Neymar Jr, de retour en sélection avec une Coupe du monde en ligne de mire, ne semble plus courir après les preuves. À l’écouter, son héritage est déjà scellé.

Rappelé avec le Brésil après une longue parenthèse brisée par les blessures graves, l’attaquant retrouve la Seleção au moment où le pays entre dans la dernière ligne droite de sa préparation pour le grand rendez-vous de l’été en Amérique du Nord. Genou, muscles, doutes : ces derniers mois, il a tout connu. Mais le numéro 10 revient, et il revient avec des certitudes.

Le frisson avant le grand retour

Entre les obligations avec Santos et la pression permanente qui entoure l’équipe nationale, Neymar s’est offert une parenthèse… en hauteur. Le Brésilien a accepté de relever le Ultimate Soccer Challenge de Red Bull aux côtés du freestyler Séan Garnier, un défi où ses qualités techniques ont été mises à l’épreuve autant que sa peur du vide.

Il pensait s’amuser. Il a surtout été bousculé.

« Je pensais que ce serait plus facile… c’était juste effrayant, et j’ai réalisé que c’était plus dur que ça en avait l’air… C’est surtout à cause du vent – la façon dont le ballon arrive, il change beaucoup de direction, donc ça rend le contrôle encore plus compliqué… J’ai aimé vivre cette montée d’adrénaline, disons », confie-t-il.

Le décor est posé : même dans un cadre promotionnel, Neymar retrouve cette zone où le risque et l’instinct se croisent. Un avant-goût de ce qui l’attend à nouveau sous le maillot jaune.

Santos, le cercle bouclé

En 2025, Neymar Jr a repris le chemin de Santos, le club qui l’a révélé, pour reconstruire son corps et relancer sa carrière après ses graves blessures au genou et aux muscles. Un retour aux sources qui n’a rien d’un simple redémarrage. C’est un chapitre qui se referme et se réécrit en même temps.

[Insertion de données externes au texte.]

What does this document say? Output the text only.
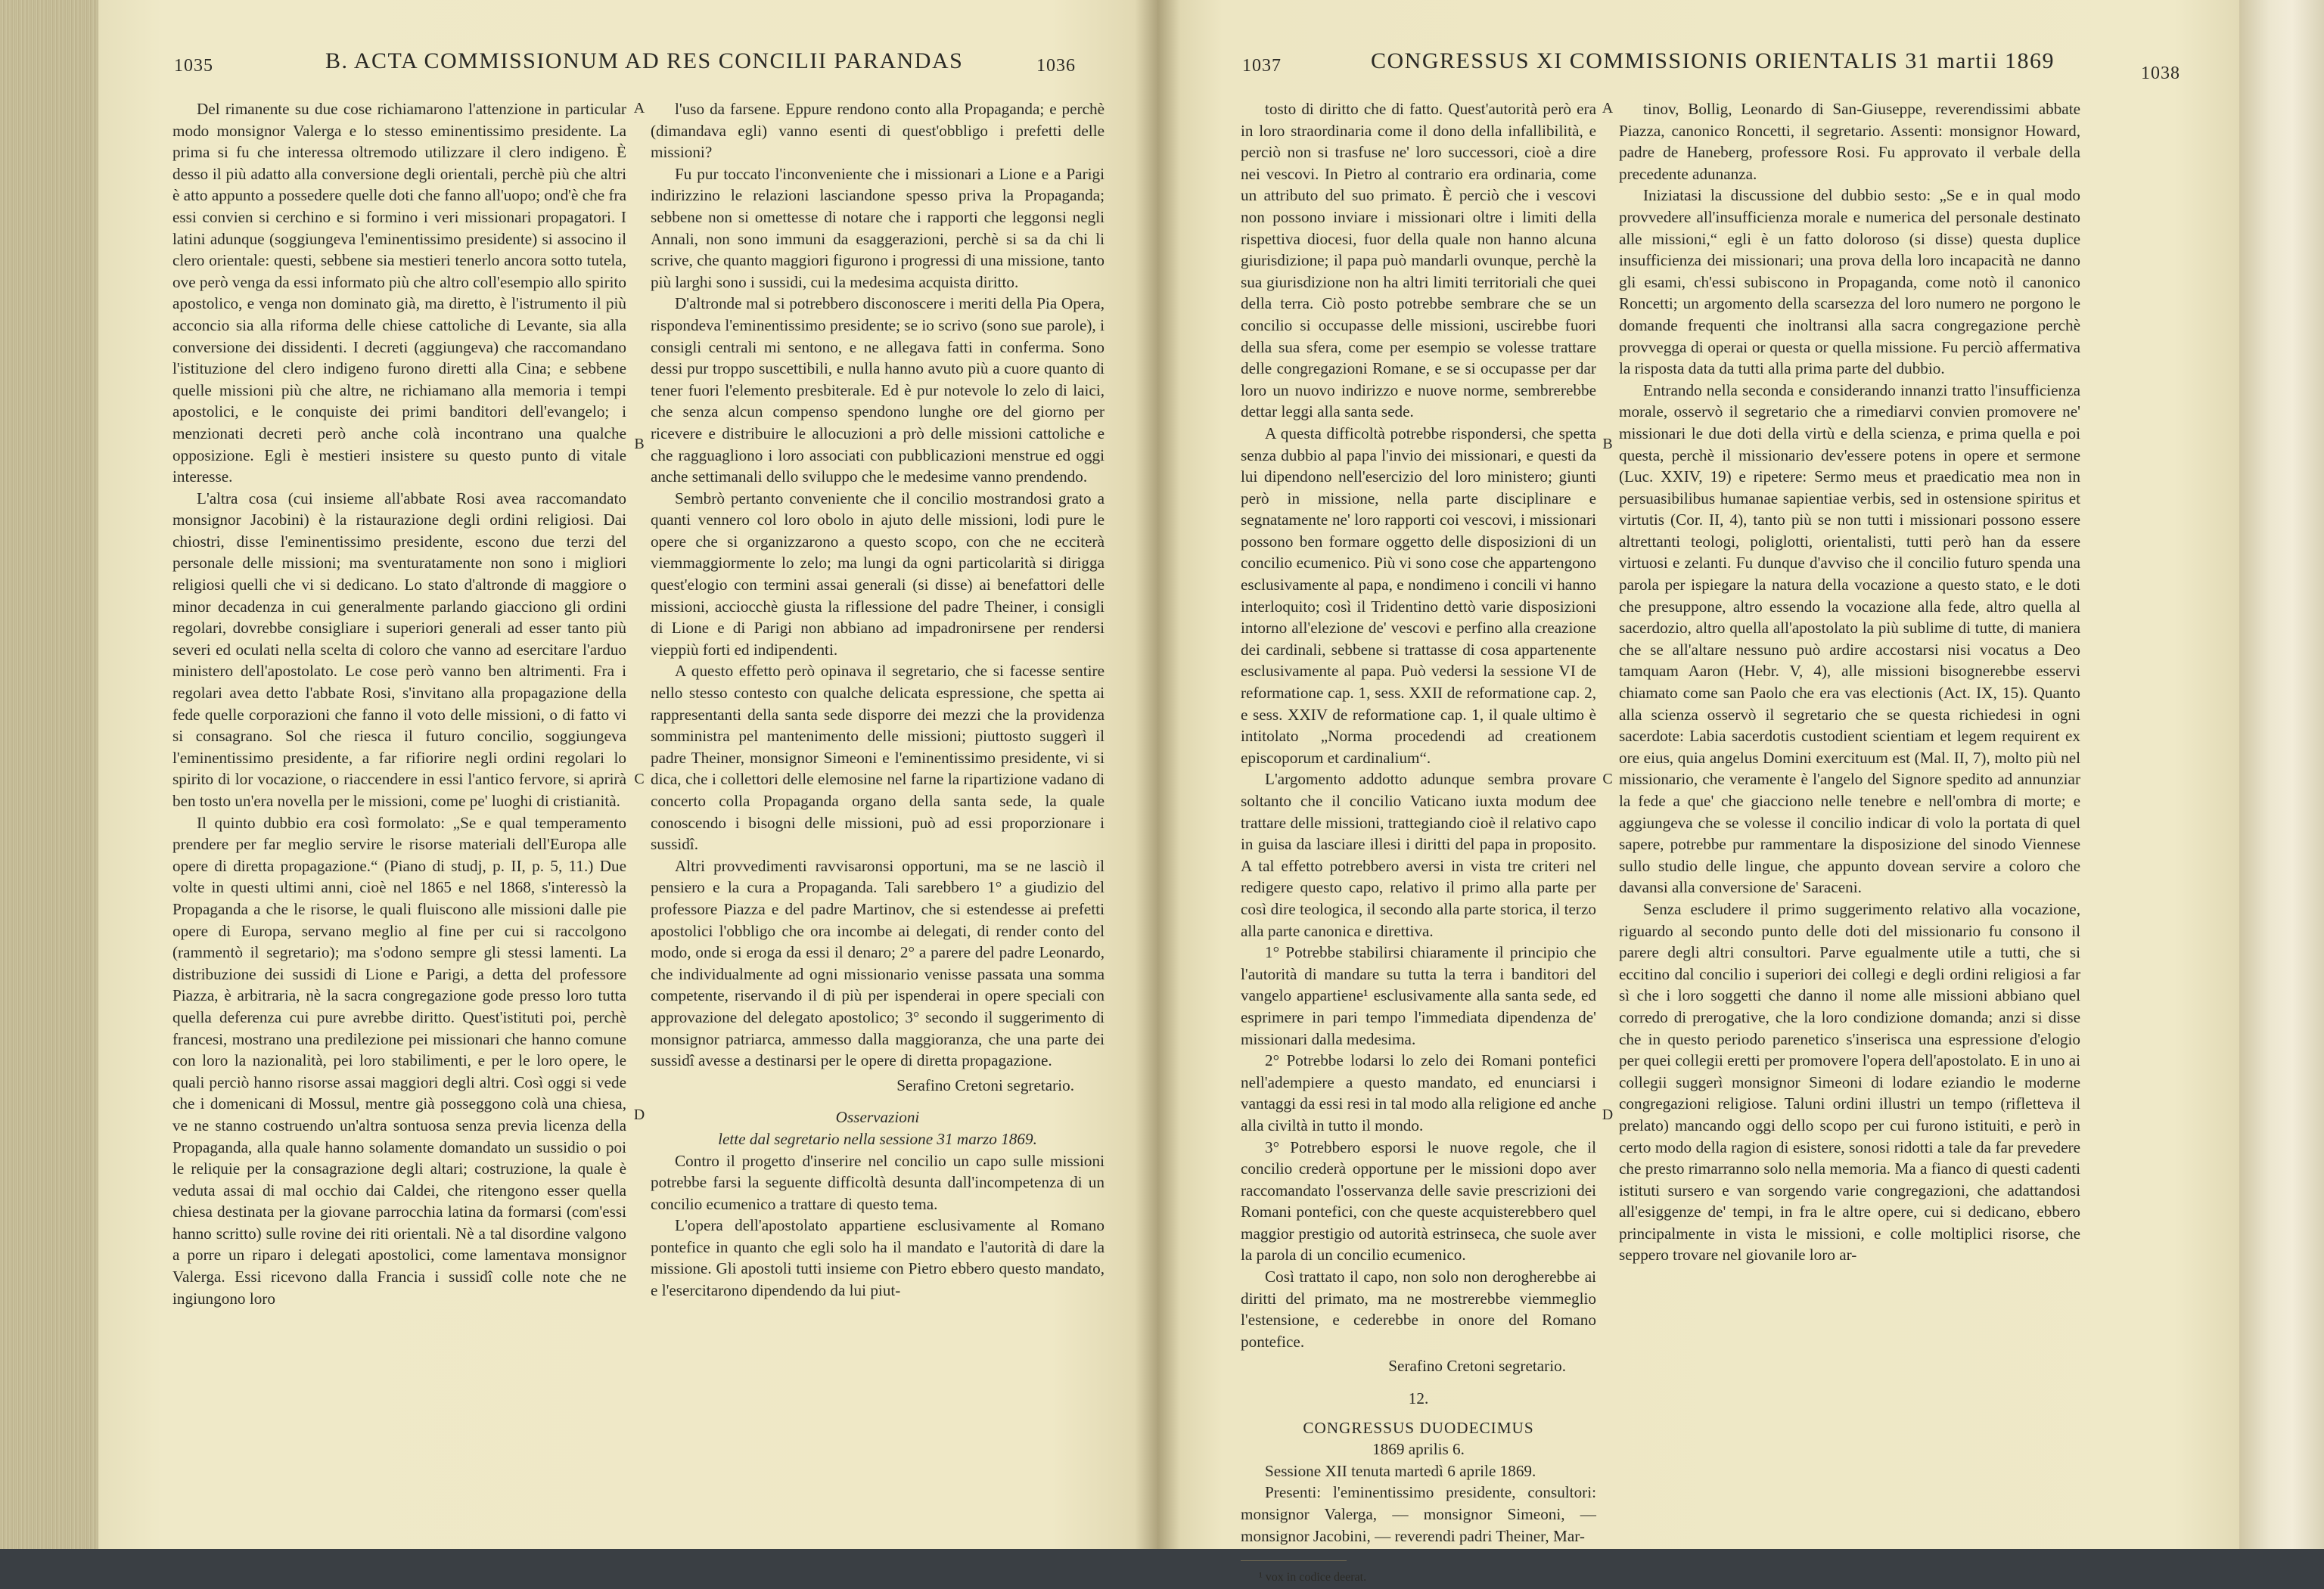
1035	B. ACTA COMMISSIONUM AD RES CONCILII PARANDAS	1036
A
B
C
D

Del rimanente su due cose richiamarono l'attenzione in particular modo monsignor Valerga e lo stesso eminentissimo presidente. La prima si fu che interessa oltremodo utilizzare il clero indigeno. È desso il più adatto alla conversione degli orientali, perchè più che altri è atto appunto a possedere quelle doti che fanno all'uopo; ond'è che fra essi convien si cerchino e si formino i veri missionari propagatori. I latini adunque (soggiungeva l'eminentissimo presidente) si associno il clero orientale: questi, sebbene sia mestieri tenerlo ancora sotto tutela, ove però venga da essi informato più che altro coll'esempio allo spirito apostolico, e venga non dominato già, ma diretto, è l'istrumento il più acconcio sia alla riforma delle chiese cattoliche di Levante, sia alla conversione dei dissidenti. I decreti (aggiungeva) che raccomandano l'istituzione del clero indigeno furono diretti alla Cina; e sebbene quelle missioni più che altre, ne richiamano alla memoria i tempi apostolici, e le conquiste dei primi banditori dell'evangelo; i menzionati decreti però anche colà incontrano una qualche opposizione. Egli è mestieri insistere su questo punto di vitale interesse.

L'altra cosa (cui insieme all'abbate Rosi avea raccomandato monsignor Jacobini) è la ristaurazione degli ordini religiosi. Dai chiostri, disse l'eminentissimo presidente, escono due terzi del personale delle missioni; ma sventuratamente non sono i migliori religiosi quelli che vi si dedicano. Lo stato d'altronde di maggiore o minor decadenza in cui generalmente parlando giacciono gli ordini regolari, dovrebbe consigliare i superiori generali ad esser tanto più severi ed oculati nella scelta di coloro che vanno ad esercitare l'arduo ministero dell'apostolato. Le cose però vanno ben altrimenti. Fra i regolari avea detto l'abbate Rosi, s'invitano alla propagazione della fede quelle corporazioni che fanno il voto delle missioni, o di fatto vi si consagrano. Sol che riesca il futuro concilio, soggiungeva l'eminentissimo presidente, a far rifiorire negli ordini regolari lo spirito di lor vocazione, o riaccendere in essi l'antico fervore, si aprirà ben tosto un'era novella per le missioni, come pe' luoghi di cristianità.

Il quinto dubbio era così formolato: „Se e qual temperamento prendere per far meglio servire le risorse materiali dell'Europa alle opere di diretta propagazione.“ (Piano di studj, p. II, p. 5, 11.) Due volte in questi ultimi anni, cioè nel 1865 e nel 1868, s'interessò la Propaganda a che le risorse, le quali fluiscono alle missioni dalle pie opere di Europa, servano meglio al fine per cui si raccolgono (rammentò il segretario); ma s'odono sempre gli stessi lamenti. La distribuzione dei sussidi di Lione e Parigi, a detta del professore Piazza, è arbitraria, nè la sacra congregazione gode presso loro tutta quella deferenza cui pure avrebbe diritto. Quest'istituti poi, perchè francesi, mostrano una predilezione pei missionari che hanno comune con loro la nazionalità, pei loro stabilimenti, e per le loro opere, le quali perciò hanno risorse assai maggiori degli altri. Così oggi si vede che i domenicani di Mossul, mentre già posseggono colà una chiesa, ve ne stanno costruendo un'altra sontuosa senza previa licenza della Propaganda, alla quale hanno solamente domandato un sussidio o poi le reliquie per la consagrazione degli altari; costruzione, la quale è veduta assai di mal occhio dai Caldei, che ritengono esser quella chiesa destinata per la giovane parrocchia latina da formarsi (com'essi hanno scritto) sulle rovine dei riti orientali. Nè a tal disordine valgono a porre un riparo i delegati apostolici, come lamentava monsignor Valerga. Essi ricevono dalla Francia i sussidî colle note che ne ingiungono loro

l'uso da farsene. Eppure rendono conto alla Propaganda; e perchè (dimandava egli) vanno esenti di quest'obbligo i prefetti delle missioni?

Fu pur toccato l'inconveniente che i missionari a Lione e a Parigi indirizzino le relazioni lasciandone spesso priva la Propaganda; sebbene non si omettesse di notare che i rapporti che leggonsi negli Annali, non sono immuni da esaggerazioni, perchè si sa da chi li scrive, che quanto maggiori figurono i progressi di una missione, tanto più larghi sono i sussidi, cui la medesima acquista diritto.

D'altronde mal si potrebbero disconoscere i meriti della Pia Opera, rispondeva l'eminentissimo presidente; se io scrivo (sono sue parole), i consigli centrali mi sentono, e ne allegava fatti in conferma. Sono dessi pur troppo suscettibili, e nulla hanno avuto più a cuore quanto di tener fuori l'elemento presbiterale. Ed è pur notevole lo zelo di laici, che senza alcun compenso spendono lunghe ore del giorno per ricevere e distribuire le allocuzioni a prò delle missioni cattoliche e che ragguagliono i loro associati con pubblicazioni menstrue ed oggi anche settimanali dello sviluppo che le medesime vanno prendendo.

Sembrò pertanto conveniente che il concilio mostrandosi grato a quanti vennero col loro obolo in ajuto delle missioni, lodi pure le opere che si organizzarono a questo scopo, con che ne ecciterà viemmaggiormente lo zelo; ma lungi da ogni particolarità si dirigga quest'elogio con termini assai generali (si disse) ai benefattori delle missioni, acciocchè giusta la riflessione del padre Theiner, i consigli di Lione e di Parigi non abbiano ad impadronirsene per rendersi vieppiù forti ed indipendenti.

A questo effetto però opinava il segretario, che si facesse sentire nello stesso contesto con qualche delicata espressione, che spetta ai rappresentanti della santa sede disporre dei mezzi che la providenza somministra pel mantenimento delle missioni; piuttosto suggerì il padre Theiner, monsignor Simeoni e l'eminentissimo presidente, vi si dica, che i collettori delle elemosine nel farne la ripartizione vadano di concerto colla Propaganda organo della santa sede, la quale conoscendo i bisogni delle missioni, può ad essi proporzionare i sussidî.

Altri provvedimenti ravvisaronsi opportuni, ma se ne lasciò il pensiero e la cura a Propaganda. Tali sarebbero 1° a giudizio del professore Piazza e del padre Martinov, che si estendesse ai prefetti apostolici l'obbligo che ora incombe ai delegati, di render conto del modo, onde si eroga da essi il denaro; 2° a parere del padre Leonardo, che individualmente ad ogni missionario venisse passata una somma competente, riservando il di più per ispenderai in opere speciali con approvazione del delegato apostolico; 3° secondo il suggerimento di monsignor patriarca, ammesso dalla maggioranza, che una parte dei sussidî avesse a destinarsi per le opere di diretta propagazione.

Serafino Cretoni segretario.

Osservazioni

lette dal segretario nella sessione 31 marzo 1869.

Contro il progetto d'inserire nel concilio un capo sulle missioni potrebbe farsi la seguente difficoltà desunta dall'incompetenza di un concilio ecumenico a trattare di questo tema.

L'opera dell'apostolato appartiene esclusivamente al Romano pontefice in quanto che egli solo ha il mandato e l'autorità di dare la missione. Gli apostoli tutti insieme con Pietro ebbero questo mandato, e l'esercitarono dipendendo da lui piut-

1037	CONGRESSUS XI COMMISSIONIS ORIENTALIS 31 martii 1869	1038
A
B
C
D

tosto di diritto che di fatto. Quest'autorità però era in loro straordinaria come il dono della infallibilità, e perciò non si trasfuse ne' loro successori, cioè a dire nei vescovi. In Pietro al contrario era ordinaria, come un attributo del suo primato. È perciò che i vescovi non possono inviare i missionari oltre i limiti della rispettiva diocesi, fuor della quale non hanno alcuna giurisdizione; il papa può mandarli ovunque, perchè la sua giurisdizione non ha altri limiti territoriali che quei della terra. Ciò posto potrebbe sembrare che se un concilio si occupasse delle missioni, uscirebbe fuori della sua sfera, come per esempio se volesse trattare delle congregazioni Romane, e se si occupasse per dar loro un nuovo indirizzo e nuove norme, sembrerebbe dettar leggi alla santa sede.

A questa difficoltà potrebbe rispondersi, che spetta senza dubbio al papa l'invio dei missionari, e questi da lui dipendono nell'esercizio del loro ministero; giunti però in missione, nella parte disciplinare e segnatamente ne' loro rapporti coi vescovi, i missionari possono ben formare oggetto delle disposizioni di un concilio ecumenico. Più vi sono cose che appartengono esclusivamente al papa, e nondimeno i concili vi hanno interloquito; così il Tridentino dettò varie disposizioni intorno all'elezione de' vescovi e perfino alla creazione dei cardinali, sebbene si trattasse di cosa appartenente esclusivamente al papa. Può vedersi la sessione VI de reformatione cap. 1, sess. XXII de reformatione cap. 2, e sess. XXIV de reformatione cap. 1, il quale ultimo è intitolato „Norma procedendi ad creationem episcoporum et cardinalium“.

L'argomento addotto adunque sembra provare soltanto che il concilio Vaticano iuxta modum dee trattare delle missioni, trattegiando cioè il relativo capo in guisa da lasciare illesi i diritti del papa in proposito. A tal effetto potrebbero aversi in vista tre criteri nel redigere questo capo, relativo il primo alla parte per così dire teologica, il secondo alla parte storica, il terzo alla parte canonica e direttiva.

1° Potrebbe stabilirsi chiaramente il principio che l'autorità di mandare su tutta la terra i banditori del vangelo appartiene¹ esclusivamente alla santa sede, ed esprimere in pari tempo l'immediata dipendenza de' missionari dalla medesima.

2° Potrebbe lodarsi lo zelo dei Romani pontefici nell'adempiere a questo mandato, ed enunciarsi i vantaggi da essi resi in tal modo alla religione ed anche alla civiltà in tutto il mondo.

3° Potrebbero esporsi le nuove regole, che il concilio crederà opportune per le missioni dopo aver raccomandato l'osservanza delle savie prescrizioni dei Romani pontefici, con che queste acquisterebbero quel maggior prestigio od autorità estrinseca, che suole aver la parola di un concilio ecumenico.

Così trattato il capo, non solo non derogherebbe ai diritti del primato, ma ne mostrerebbe viemmeglio l'estensione, e cederebbe in onore del Romano pontefice.

Serafino Cretoni segretario.

12.

CONGRESSUS DUODECIMUS

1869 aprilis 6.

Sessione XII tenuta martedì 6 aprile 1869.

Presenti: l'eminentissimo presidente, consultori: monsignor Valerga, — monsignor Simeoni, — monsignor Jacobini, — reverendi padri Theiner, Mar-

¹ vox in codice deerat.

tinov, Bollig, Leonardo di San-Giuseppe, reverendissimi abbate Piazza, canonico Roncetti, il segretario. Assenti: monsignor Howard, padre de Haneberg, professore Rosi. Fu approvato il verbale della precedente adunanza.

Iniziatasi la discussione del dubbio sesto: „Se e in qual modo provvedere all'insufficienza morale e numerica del personale destinato alle missioni,“ egli è un fatto doloroso (si disse) questa duplice insufficienza dei missionari; una prova della loro incapacità ne danno gli esami, ch'essi subiscono in Propaganda, come notò il canonico Roncetti; un argomento della scarsezza del loro numero ne porgono le domande frequenti che inoltransi alla sacra congregazione perchè provvegga di operai or questa or quella missione. Fu perciò affermativa la risposta data da tutti alla prima parte del dubbio.

Entrando nella seconda e considerando innanzi tratto l'insufficienza morale, osservò il segretario che a rimediarvi convien promovere ne' missionari le due doti della virtù e della scienza, e prima quella e poi questa, perchè il missionario dev'essere potens in opere et sermone (Luc. XXIV, 19) e ripetere: Sermo meus et praedicatio mea non in persuasibilibus humanae sapientiae verbis, sed in ostensione spiritus et virtutis (Cor. II, 4), tanto più se non tutti i missionari possono essere altrettanti teologi, poliglotti, orientalisti, tutti però han da essere virtuosi e zelanti. Fu dunque d'avviso che il concilio futuro spenda una parola per ispiegare la natura della vocazione a questo stato, e le doti che presuppone, altro essendo la vocazione alla fede, altro quella al sacerdozio, altro quella all'apostolato la più sublime di tutte, di maniera che se all'altare nessuno può ardire accostarsi nisi vocatus a Deo tamquam Aaron (Hebr. V, 4), alle missioni bisognerebbe esservi chiamato come san Paolo che era vas electionis (Act. IX, 15). Quanto alla scienza osservò il segretario che se questa richiedesi in ogni sacerdote: Labia sacerdotis custodient scientiam et legem requirent ex ore eius, quia angelus Domini exercituum est (Mal. II, 7), molto più nel missionario, che veramente è l'angelo del Signore spedito ad annunziar la fede a que' che giacciono nelle tenebre e nell'ombra di morte; e aggiungeva che se volesse il concilio indicar di volo la portata di quel sapere, potrebbe pur rammentare la disposizione del sinodo Viennese sullo studio delle lingue, che appunto dovean servire a coloro che davansi alla conversione de' Saraceni.

Senza escludere il primo suggerimento relativo alla vocazione, riguardo al secondo punto delle doti del missionario fu consono il parere degli altri consultori. Parve egualmente utile a tutti, che si eccitino dal concilio i superiori dei collegi e degli ordini religiosi a far sì che i loro soggetti che danno il nome alle missioni abbiano quel corredo di prerogative, che la loro condizione domanda; anzi si disse che in questo periodo parenetico s'inserisca una espressione d'elogio per quei collegii eretti per promovere l'opera dell'apostolato. E in uno ai collegii suggerì monsignor Simeoni di lodare eziandio le moderne congregazioni religiose. Taluni ordini illustri un tempo (rifletteva il prelato) mancando oggi dello scopo per cui furono istituiti, e però in certo modo della ragion di esistere, sonosi ridotti a tale da far prevedere che presto rimarranno solo nella memoria. Ma a fianco di questi cadenti istituti sursero e van sorgendo varie congregazioni, che adattandosi all'esiggenze de' tempi, in fra le altre opere, cui si dedicano, ebbero principalmente in vista le missioni, e colle moltiplici risorse, che seppero trovare nel giovanile loro ar-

Pour lui, revenir à Santos, c’est revenir là où tout a commencé, bien avant les projecteurs.

« Je suis tombé amoureux du football naturellement, parce que j’allais avec mon père quand il jouait. J’allais avec lui aux stades, aux entraînements, et j’ai fini par tomber amoureux de cette atmosphère », raconte-t-il. « Les choses se sont enchaînées, j’ai rejoint un centre de formation, j’ai fini par me démarquer, je suis allé à Santos et je suis devenu pro. »

Tout est là : l’enfant des tribunes, le prodige du centre, la star du club. Aujourd’hui, le vétéran qui se reconstruit là où il a appris à rêver.

Son contrat est clair, son horizon beaucoup moins. « J’ai un contrat d’un an avec Santos, et j’ai l’intention de l’honorer », explique-t-il. « Je compte décider en décembre ou en janvier ce qui sera le mieux pour moi. Ça dépend de comment je me sens mentalement et physiquement ; ça dépend de beaucoup de choses. »

Pas de promesse de long terme, pas d’annonce fracassante. Juste un joueur qui se jauge, jour après jour.

Le poids d’un record, la légèreté d’un héritage

Avec ce rappel en sélection, Neymar Jr a une nouvelle occasion d’alourdir un record déjà historique : celui de meilleur buteur de l’histoire du Brésil. Une ligne de plus dans un palmarès déjà chargé, sur la plus grande scène possible.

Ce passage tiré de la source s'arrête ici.